25 de março de 2010

Um desviado entre nós

por Zé Luís

Dia desses ouvi que mais um desviado surgiu na igreja onde congrego.

Desviado, como você deve saber, é aquele sujeito(a) que sumiu da igreja, e quando você ouve algum comentário sobre ele, vem logo as piores informações, normalmente acompanhadas de uma virada de olhos, ou um balançar negativo da cabeça.
“Aquele ali só Deus...” é o campeão dos comentários dos irmãos menos radicais(não queira ouvir o que falam os irmãos mais santos).

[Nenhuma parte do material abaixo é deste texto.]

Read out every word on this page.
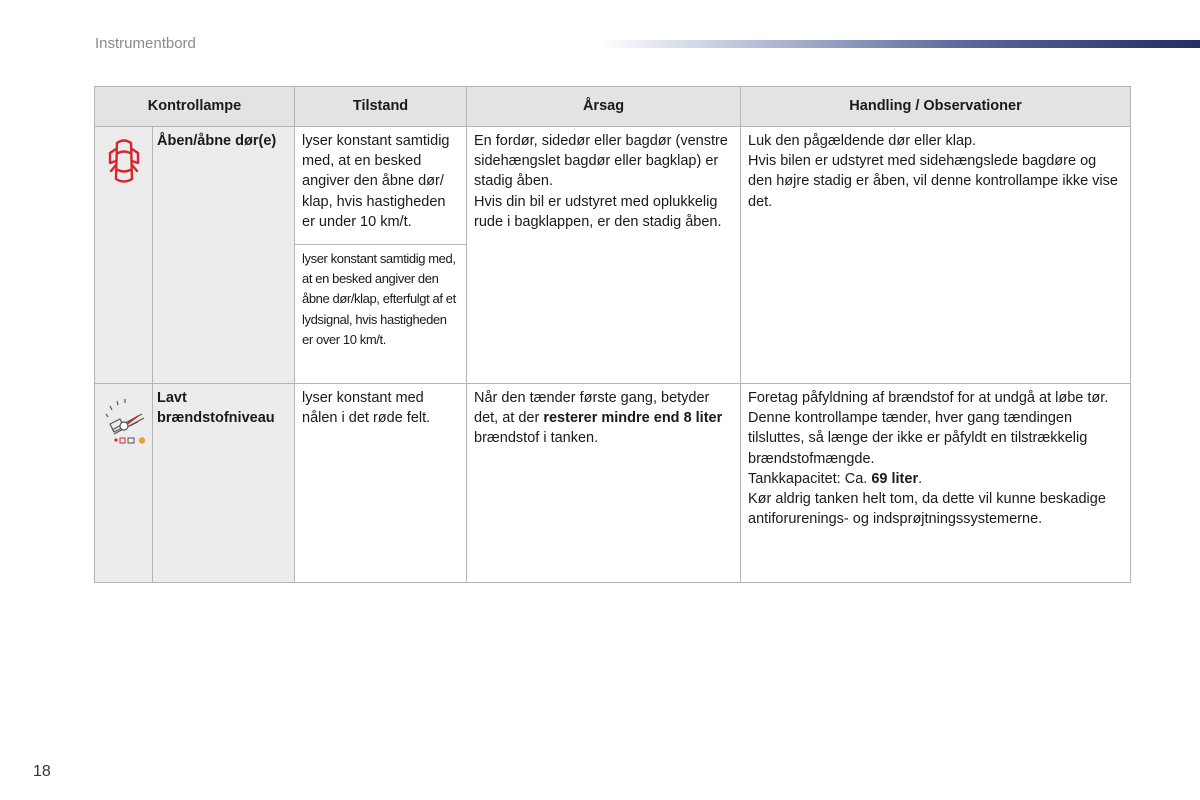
Instrumentbord
Kontrollampe		Tilstand	Årsag	Handling / Observationer
	Åben/åbne dør(e)	lyser konstant samtidig med, at en besked angiver den åbne dør/ klap, hvis hastigheden er under 10 km/t.	En fordør, sidedør eller bagdør (venstre sidehængslet bagdør eller bagklap) er stadig åben.
Hvis din bil er udstyret med oplukkelig rude i bagklappen, er den stadig åben.	Luk den pågældende dør eller klap.
Hvis bilen er udstyret med sidehængslede bagdøre og den højre stadig er åben, vil denne kontrollampe ikke vise det.
		lyser konstant samtidig med, at en besked angiver den åbne dør/klap, efterfulgt af et lydsignal, hvis hastigheden er over 10 km/t.		
	Lavt brændstofniveau	lyser konstant med nålen i det røde felt.	Når den tænder første gang, betyder det, at der resterer mindre end 8 liter brændstof i tanken.	Foretag påfyldning af brændstof for at undgå at løbe tør.
Denne kontrollampe tænder, hver gang tændingen tilsluttes, så længe der ikke er påfyldt en tilstrækkelig brændstofmængde.
Tankkapacitet: Ca. 69 liter.
Kør aldrig tanken helt tom, da dette vil kunne beskadige antiforurenings- og indsprøjtningssystemerne.
18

Este ser vil, o desviado, habitualmente é lançado em uma espécie de limbo mental da membresia local: tratam rapidamente de esquecer o ingrato, que parece ter esquecido de como é bom ser como aqueles que ficam. Alguns da comunidade, mais piedosos, cumprem seu papel: visitam o sujeito, contam sobre a igreja e suas vantagens, falam que sentem falta nos papéis que ele representava quando fazia parte da comunidade. Mas esses caras não tem jeito: Dizem que voltarão em breve, e até arriscam a aparecer uma ou outra vez, mas no final, eles não tem jeito mesmo...

Mas quem seria o novo desviado da igrejinha do alto do morro?

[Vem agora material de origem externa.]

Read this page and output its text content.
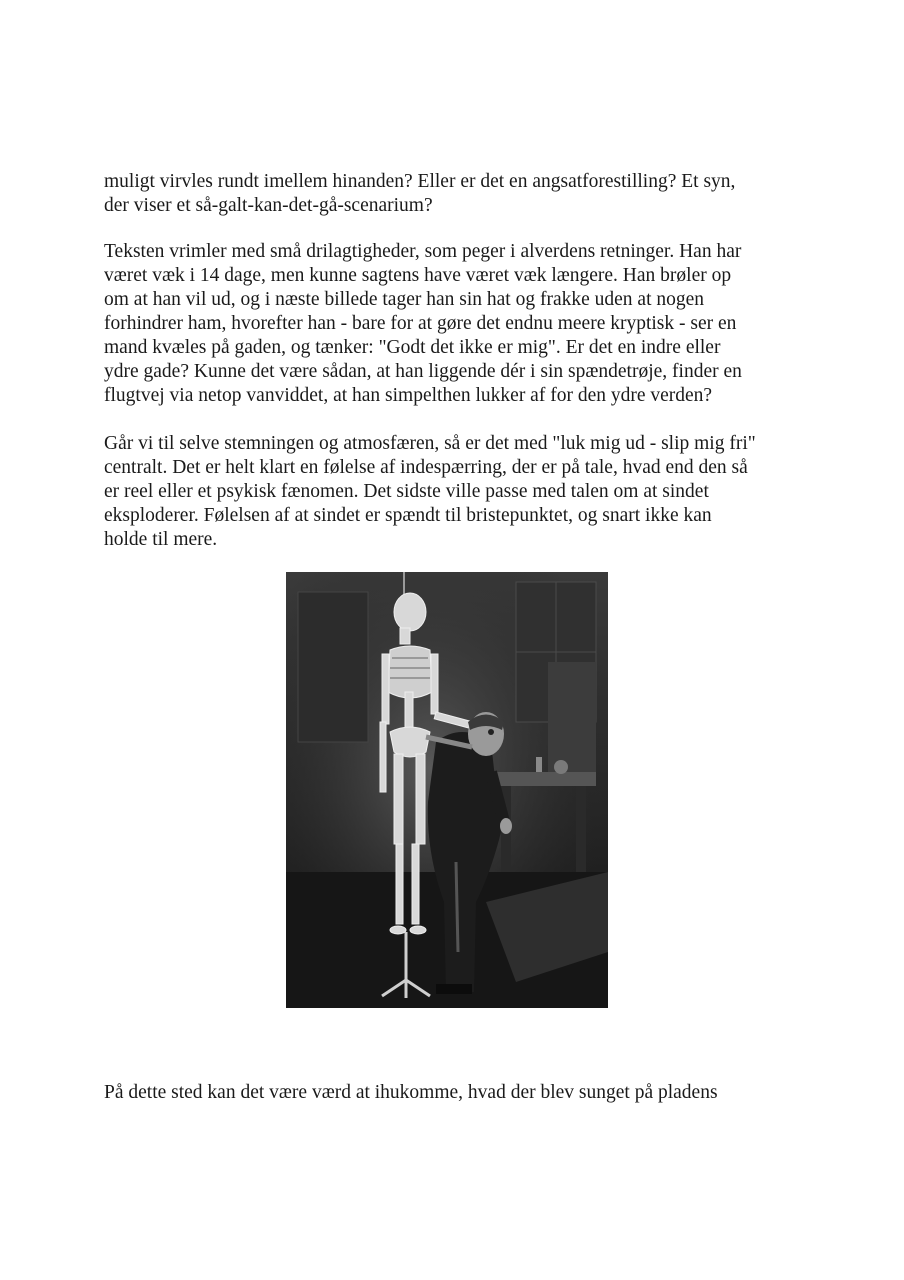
muligt virvles rundt imellem hinanden? Eller er det en angsatforestilling? Et syn,
der viser et så-galt-kan-det-gå-scenarium?

Teksten vrimler med små drilagtigheder, som peger i alverdens retninger. Han har
været væk i 14 dage, men kunne sagtens have været væk længere. Han brøler op
om at han vil ud, og i næste billede tager han sin hat og frakke uden at nogen
forhindrer ham, hvorefter han - bare for at gøre det endnu meere kryptisk - ser en
mand kvæles på gaden, og tænker: "Godt det ikke er mig". Er det en indre eller
ydre gade? Kunne det være sådan, at han liggende dér i sin spændetrøje, finder en
flugtvej via netop vanviddet, at han simpelthen lukker af for den ydre verden?

Går vi til selve stemningen og atmosfæren, så er det med "luk mig ud - slip mig fri"
centralt. Det er helt klart en følelse af indespærring, der er på tale, hvad end den så
er reel eller et psykisk fænomen. Det sidste ville passe med talen om at sindet
eksploderer. Følelsen af at sindet er spændt til bristepunktet, og snart ikke kan
holde til mere.

På dette sted kan det være værd at ihukomme, hvad der blev sunget på pladens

Eu!...e nem fui notificado formalmente de meu atual status.

Fui julgado e sentenciado: desviado. Possíveis causas? Esse blog, entre outros que posto, com conteúdo igualmente subversivo e impróprio para um típico evangélico de igreja pentecostal.

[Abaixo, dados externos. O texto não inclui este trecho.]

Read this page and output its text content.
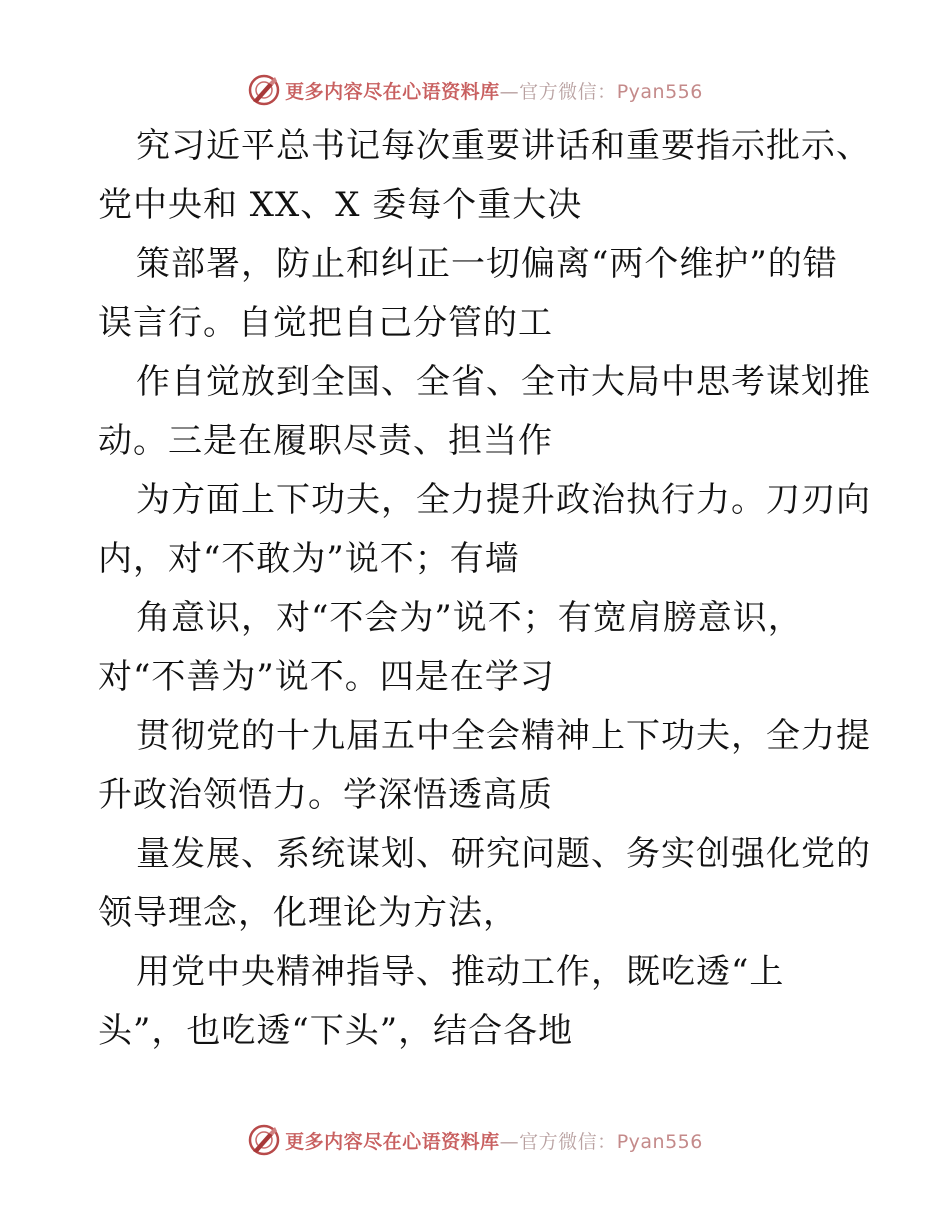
更多内容尽在心语资料库—官方微信：Pyan556
究习近平总书记每次重要讲话和重要指示批示、
党中央和 XX、X 委每个重大决
策部署，防止和纠正一切偏离“两个维护”的错
误言行。自觉把自己分管的工
作自觉放到全国、全省、全市大局中思考谋划推
动。三是在履职尽责、担当作
为方面上下功夫，全力提升政治执行力。刀刃向
内，对“不敢为”说不；有墙
角意识，对“不会为”说不；有宽肩膀意识，
对“不善为”说不。四是在学习
贯彻党的十九届五中全会精神上下功夫，全力提
升政治领悟力。学深悟透高质
量发展、系统谋划、研究问题、务实创强化党的
领导理念，化理论为方法，
用党中央精神指导、推动工作，既吃透“上
头”，也吃透“下头”，结合各地
更多内容尽在心语资料库—官方微信：Pyan556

Foi numa conversa de canto de ouvido que descobri minha situação. A condição foi revelada quando meu nome foi cogitado para um trabalho na comunidade e algumas irmãs, com a típica virada de olho, soltaram a famigerada frase acima citada: “Aquele ali? Só Deus...”. Isso foi suficiente(e eu nem tenho contato com aquelas irmãs.) Como deduziram sobre minha condição espiritual ainda é um mistério, mas eu sou ou não sou um desviado?

Estar desviado é estar desencaminhado do Caminho. Anda-se por lugares onde normalmente alguém que professa ser crente não andaria. Não se frequenta a roda dos escarnecedores

Pensando nisso, deduzi que, se estar fora da proposta de Cristo é a condição para ser um desencaminhado, conheço miríades de pessoas religiosas, que tem ministérios e grandes rebanhos na condição que me acusaram. Lembrei-me de milhares de igrejas que nem de longe seguem os preceitos de Jesus. Cursos e mais cursos teológicos que nem de longe podem chamar o Mestre de mestre: positivismo e auto-ajuda rasgada. Mesmo as orações nada tem haver com aquele que Ele nos ensinou. Compare esses “clamores” modernos com a oração do Pai Nosso.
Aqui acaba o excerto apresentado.